I’m the Research Manager at the Centre for the Governance of AI.
Previously, I was the course co-author and co-instructor for The Private AI Series Course 1, released in partnership with PyTorch, University of Oxford, & United Nations Global Working Group on Big Data. The course discusses data privacy and the competitive advantages of using privacy-preserving data analysis techniques such as federated learning, differential privacy, functional encryption, and multi-party computation.

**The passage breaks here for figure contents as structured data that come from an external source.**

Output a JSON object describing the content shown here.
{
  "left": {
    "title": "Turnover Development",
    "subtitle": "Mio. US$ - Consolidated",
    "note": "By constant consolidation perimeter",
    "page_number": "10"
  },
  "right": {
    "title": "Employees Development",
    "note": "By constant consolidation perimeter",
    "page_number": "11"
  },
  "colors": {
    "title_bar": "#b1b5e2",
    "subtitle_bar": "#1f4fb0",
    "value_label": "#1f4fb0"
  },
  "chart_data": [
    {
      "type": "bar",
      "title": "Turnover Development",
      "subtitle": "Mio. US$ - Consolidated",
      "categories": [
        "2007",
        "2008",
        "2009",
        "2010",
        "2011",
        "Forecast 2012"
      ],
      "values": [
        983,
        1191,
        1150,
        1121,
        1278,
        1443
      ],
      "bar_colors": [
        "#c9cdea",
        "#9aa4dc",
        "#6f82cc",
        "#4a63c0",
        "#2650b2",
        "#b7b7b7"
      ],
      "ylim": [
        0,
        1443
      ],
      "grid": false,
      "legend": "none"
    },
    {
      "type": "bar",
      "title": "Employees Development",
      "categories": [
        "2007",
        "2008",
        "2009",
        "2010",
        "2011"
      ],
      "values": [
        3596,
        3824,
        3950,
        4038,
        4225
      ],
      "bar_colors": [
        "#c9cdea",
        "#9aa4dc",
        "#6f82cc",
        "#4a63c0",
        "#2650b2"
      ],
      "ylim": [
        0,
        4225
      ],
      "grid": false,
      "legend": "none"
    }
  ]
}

I’m coauthor of a framework for thinking about information sharing called ‘structured transparency’, which outlines the components necessary to balance the use-misuse trade-offs of sensitive data.
I got into machine learning by building a neural network for studying brain age from brain MRI which is now published in Neuroimage.
I completed my PhD in Medical Physics / Biomedical Engineering at the University of Oxford’s Institute of Biomedical Engineering, focusing on MRI physics, image analysis, & mathematical modelling. The 3 mathematical models I published from my PhD are available open-source on GitHub (1, 2, 3).
Here’s a summary of my PhD thesis.
I began my research career as a research assistant in groups working on mass spectrometry imaging of tumours at the University of Toronto, MRI for neuroscience at the Brain and Mind Institute, and MRI for lung research at the University of Western Ontario.
I’ve written blogs on data privacy, privacy-enhancing technologies, and machine learning for OpenMined and PyTorch. I enjoy painting in my spare time.